Tampoco me voy a sentar a esperar la llegada de la Pelona y lamentar mi destino pues si volteo la mirada hacia atrás debo reconocer que, salvo un cruel evento que nunca logré comprender, he sido una persona afortunada. Dedicaré estos días, meses, quién sabe si años de más, a hacer lo que siempre me ha gustado: escribir. Persistiré al igual que un topo en mi pasión por la ficción. Y en una libérrima y obscena exhibición del yo intentaré dar cuenta de manera fragmentaria de mi experiencia vital en el planeta de los simios: sueños, recuerdos, anhelos, pensamientos que jalonaron mi existencia terrenal.
Mérida, mi herida, 1° de diciembre de 2020.
Canopus
Con la punta del zapato de mi pie izquierdo apoyada en el pedal, la mano zurda en el manubrio, doy un impulso preciso a la bicicleta, la dejo correr. Luego, mediante una maniobra que de tanto practicarla la sé de memoria, me veo encaramado al igual que un jinete eléctrico en el lomo de mi caballito de fierro. Que tantas satisfacciones y alegrías me supo regalar durante los meses felices que a mis doce años pasé en un pueblo de la cordillera occidental de mi país.

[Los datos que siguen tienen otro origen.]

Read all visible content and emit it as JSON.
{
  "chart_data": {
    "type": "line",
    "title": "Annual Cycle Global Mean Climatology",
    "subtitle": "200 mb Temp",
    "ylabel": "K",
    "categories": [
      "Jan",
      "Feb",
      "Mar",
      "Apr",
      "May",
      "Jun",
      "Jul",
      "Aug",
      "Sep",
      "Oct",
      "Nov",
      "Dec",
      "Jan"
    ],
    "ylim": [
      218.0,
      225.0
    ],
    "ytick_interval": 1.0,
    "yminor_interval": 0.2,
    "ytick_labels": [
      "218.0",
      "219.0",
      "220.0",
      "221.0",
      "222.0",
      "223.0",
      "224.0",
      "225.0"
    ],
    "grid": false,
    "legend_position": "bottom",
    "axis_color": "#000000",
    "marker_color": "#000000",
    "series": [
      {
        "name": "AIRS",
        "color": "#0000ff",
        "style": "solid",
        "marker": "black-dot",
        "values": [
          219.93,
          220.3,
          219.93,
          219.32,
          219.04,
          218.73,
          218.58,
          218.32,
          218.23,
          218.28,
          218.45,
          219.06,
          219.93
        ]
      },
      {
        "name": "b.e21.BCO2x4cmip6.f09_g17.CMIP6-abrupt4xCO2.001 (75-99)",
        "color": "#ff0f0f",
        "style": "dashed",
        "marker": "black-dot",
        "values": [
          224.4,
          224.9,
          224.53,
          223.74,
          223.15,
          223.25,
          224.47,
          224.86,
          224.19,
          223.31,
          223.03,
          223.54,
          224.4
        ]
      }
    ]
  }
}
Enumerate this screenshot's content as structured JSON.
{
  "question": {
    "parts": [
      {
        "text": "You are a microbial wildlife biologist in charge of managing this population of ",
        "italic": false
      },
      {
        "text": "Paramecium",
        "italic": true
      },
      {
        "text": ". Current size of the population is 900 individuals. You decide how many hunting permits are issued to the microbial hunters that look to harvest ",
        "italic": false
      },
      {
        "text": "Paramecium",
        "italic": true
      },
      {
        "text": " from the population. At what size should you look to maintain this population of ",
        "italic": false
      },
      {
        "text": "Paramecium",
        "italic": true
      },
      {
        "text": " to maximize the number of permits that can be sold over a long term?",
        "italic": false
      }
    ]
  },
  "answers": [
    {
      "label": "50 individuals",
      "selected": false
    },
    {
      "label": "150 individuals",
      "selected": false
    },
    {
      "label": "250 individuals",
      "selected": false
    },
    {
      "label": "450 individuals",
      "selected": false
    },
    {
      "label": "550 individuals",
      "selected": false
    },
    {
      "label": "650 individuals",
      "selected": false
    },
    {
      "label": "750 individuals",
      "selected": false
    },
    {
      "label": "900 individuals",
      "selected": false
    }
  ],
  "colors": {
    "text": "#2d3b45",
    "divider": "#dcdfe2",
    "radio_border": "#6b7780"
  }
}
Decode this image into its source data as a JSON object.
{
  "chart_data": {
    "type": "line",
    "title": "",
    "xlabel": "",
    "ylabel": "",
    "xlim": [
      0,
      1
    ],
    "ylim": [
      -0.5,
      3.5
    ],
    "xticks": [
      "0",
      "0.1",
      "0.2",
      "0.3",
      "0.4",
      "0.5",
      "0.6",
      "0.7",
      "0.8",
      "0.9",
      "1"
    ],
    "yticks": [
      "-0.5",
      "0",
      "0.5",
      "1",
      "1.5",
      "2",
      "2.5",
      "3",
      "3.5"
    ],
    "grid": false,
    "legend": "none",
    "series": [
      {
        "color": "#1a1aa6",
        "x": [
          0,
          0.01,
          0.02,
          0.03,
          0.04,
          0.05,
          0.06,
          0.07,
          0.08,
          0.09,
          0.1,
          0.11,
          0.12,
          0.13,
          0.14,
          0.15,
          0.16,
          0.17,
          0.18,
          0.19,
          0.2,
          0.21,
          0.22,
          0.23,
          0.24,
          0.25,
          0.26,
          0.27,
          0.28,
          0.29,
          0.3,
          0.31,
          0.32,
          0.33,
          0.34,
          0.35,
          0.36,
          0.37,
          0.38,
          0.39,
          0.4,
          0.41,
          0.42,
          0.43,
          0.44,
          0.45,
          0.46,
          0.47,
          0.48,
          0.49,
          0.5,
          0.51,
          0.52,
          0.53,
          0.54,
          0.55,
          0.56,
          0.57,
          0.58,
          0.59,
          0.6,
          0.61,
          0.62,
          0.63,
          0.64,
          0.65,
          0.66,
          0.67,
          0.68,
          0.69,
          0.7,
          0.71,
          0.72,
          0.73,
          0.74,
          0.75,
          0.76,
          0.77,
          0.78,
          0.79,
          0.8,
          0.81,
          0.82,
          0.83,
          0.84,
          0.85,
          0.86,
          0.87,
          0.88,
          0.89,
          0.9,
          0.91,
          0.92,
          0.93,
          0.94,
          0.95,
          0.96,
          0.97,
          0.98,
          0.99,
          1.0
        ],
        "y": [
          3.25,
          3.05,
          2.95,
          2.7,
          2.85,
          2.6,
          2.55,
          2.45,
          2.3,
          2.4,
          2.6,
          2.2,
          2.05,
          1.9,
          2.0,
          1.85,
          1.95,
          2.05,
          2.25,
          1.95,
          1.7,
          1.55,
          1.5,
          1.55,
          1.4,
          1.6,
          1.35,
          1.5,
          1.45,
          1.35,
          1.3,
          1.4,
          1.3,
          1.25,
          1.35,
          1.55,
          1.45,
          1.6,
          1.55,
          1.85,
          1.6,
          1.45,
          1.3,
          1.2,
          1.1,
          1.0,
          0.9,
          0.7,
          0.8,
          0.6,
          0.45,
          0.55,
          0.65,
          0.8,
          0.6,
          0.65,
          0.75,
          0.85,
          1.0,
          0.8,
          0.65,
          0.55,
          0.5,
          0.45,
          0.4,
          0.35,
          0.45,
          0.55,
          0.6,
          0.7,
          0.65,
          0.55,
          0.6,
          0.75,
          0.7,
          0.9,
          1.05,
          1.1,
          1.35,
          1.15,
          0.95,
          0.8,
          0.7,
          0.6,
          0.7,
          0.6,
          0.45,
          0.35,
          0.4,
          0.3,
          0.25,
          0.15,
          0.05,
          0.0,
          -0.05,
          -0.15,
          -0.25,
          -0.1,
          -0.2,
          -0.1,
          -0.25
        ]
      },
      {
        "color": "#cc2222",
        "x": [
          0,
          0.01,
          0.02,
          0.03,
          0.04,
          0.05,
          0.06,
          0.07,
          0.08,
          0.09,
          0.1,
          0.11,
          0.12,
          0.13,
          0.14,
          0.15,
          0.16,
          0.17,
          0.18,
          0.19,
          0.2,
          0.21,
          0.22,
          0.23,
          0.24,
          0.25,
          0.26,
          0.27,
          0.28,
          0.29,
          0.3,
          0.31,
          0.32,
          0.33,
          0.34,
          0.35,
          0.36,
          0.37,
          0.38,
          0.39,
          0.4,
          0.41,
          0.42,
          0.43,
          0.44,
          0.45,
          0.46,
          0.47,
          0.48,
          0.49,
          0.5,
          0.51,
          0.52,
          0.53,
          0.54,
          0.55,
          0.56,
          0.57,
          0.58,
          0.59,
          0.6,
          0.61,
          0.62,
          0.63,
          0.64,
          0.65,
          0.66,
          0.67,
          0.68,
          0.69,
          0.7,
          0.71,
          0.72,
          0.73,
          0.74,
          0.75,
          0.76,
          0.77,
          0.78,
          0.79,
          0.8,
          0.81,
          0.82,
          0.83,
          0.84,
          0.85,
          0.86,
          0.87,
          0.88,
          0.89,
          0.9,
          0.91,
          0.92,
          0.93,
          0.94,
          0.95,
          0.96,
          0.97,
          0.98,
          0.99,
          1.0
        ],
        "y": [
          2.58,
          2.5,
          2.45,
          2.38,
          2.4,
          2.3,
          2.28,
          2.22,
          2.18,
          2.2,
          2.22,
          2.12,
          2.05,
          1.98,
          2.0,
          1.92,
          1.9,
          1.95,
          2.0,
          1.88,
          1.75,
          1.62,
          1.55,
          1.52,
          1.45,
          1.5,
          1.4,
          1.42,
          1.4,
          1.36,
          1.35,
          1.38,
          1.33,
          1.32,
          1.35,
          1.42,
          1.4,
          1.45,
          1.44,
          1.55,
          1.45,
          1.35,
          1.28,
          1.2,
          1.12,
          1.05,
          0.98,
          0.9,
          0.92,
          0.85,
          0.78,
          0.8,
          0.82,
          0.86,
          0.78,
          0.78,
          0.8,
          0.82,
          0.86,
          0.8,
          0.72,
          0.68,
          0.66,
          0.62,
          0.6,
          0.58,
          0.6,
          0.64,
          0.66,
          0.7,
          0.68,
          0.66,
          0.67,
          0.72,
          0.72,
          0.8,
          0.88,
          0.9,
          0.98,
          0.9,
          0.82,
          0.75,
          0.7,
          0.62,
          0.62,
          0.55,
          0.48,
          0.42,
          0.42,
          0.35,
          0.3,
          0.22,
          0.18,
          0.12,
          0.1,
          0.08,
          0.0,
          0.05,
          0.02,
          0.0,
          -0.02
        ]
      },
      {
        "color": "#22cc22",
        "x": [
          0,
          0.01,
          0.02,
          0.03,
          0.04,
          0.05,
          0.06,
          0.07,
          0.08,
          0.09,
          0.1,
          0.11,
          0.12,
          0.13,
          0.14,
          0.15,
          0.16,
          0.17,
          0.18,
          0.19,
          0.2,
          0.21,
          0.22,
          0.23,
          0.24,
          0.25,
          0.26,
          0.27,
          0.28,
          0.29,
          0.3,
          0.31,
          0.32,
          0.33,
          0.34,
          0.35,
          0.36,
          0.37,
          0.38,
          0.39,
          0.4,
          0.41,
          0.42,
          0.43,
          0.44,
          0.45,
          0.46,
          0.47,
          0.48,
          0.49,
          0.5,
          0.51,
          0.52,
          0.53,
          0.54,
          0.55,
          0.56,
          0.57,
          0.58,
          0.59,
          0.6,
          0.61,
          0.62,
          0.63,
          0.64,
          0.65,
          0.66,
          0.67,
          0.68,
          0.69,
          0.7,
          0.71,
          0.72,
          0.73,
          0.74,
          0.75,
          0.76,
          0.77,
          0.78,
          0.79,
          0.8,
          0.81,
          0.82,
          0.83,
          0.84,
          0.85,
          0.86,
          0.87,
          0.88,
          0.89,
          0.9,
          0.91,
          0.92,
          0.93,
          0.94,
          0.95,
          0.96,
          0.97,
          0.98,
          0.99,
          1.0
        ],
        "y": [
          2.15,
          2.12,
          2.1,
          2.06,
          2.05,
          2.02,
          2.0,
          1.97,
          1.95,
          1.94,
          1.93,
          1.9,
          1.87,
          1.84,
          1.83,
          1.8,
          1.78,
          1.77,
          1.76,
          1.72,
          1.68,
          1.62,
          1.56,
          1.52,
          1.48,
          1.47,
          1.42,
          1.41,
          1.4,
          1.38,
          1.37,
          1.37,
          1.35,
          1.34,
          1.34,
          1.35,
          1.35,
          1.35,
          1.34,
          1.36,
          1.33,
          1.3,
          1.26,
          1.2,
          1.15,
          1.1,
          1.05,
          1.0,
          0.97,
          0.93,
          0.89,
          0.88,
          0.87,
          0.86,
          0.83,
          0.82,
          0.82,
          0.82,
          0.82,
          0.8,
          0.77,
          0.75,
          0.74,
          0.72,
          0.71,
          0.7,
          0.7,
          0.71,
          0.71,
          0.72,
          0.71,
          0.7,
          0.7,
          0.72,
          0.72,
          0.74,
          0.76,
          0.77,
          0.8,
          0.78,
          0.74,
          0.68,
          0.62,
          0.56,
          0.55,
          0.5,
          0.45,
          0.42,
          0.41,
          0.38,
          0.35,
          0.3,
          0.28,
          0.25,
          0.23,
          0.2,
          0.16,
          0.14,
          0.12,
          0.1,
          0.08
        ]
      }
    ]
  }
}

Yo estudiaba sexto grado de primaria en Jajó y fue allí donde me enamoré a primera vista, como un loco, de una bicicleta. El dueño de aquella preciosidad era un tipo hosco al que apodaban El zurdo, que la alquilaba por horas. Lo malo era que yo no sabía manejar bicicleta. El zurdo se ofreció para enseñarme, aprendí en un solo día y ya no quise bajarme de la bici, hasta que al final de la primera semana me di una caída aparatosa, mi frente chocó con el filo de una acera y se me abrió un tajo en la ceja izquierda. Por suerte, la bici salió ilesa. Sesenta años después aún conservo la cicatriz
Por una de esas volteretas del destino, dos semanas después de la colisión la bici pasó a mi propiedad. Bastó que le propusiera un cambalache al Zurdo, le ofrecí mi reloj, un Tissot antimagnético, que en mi ignorancia y en la suya quería decir que las agujas se podían ver en la oscuridad, y trato hecho. Por supuesto, en mis planes no figuraba la posibilidad de alquilar la flamante bicicleta. La quería sólo para mí.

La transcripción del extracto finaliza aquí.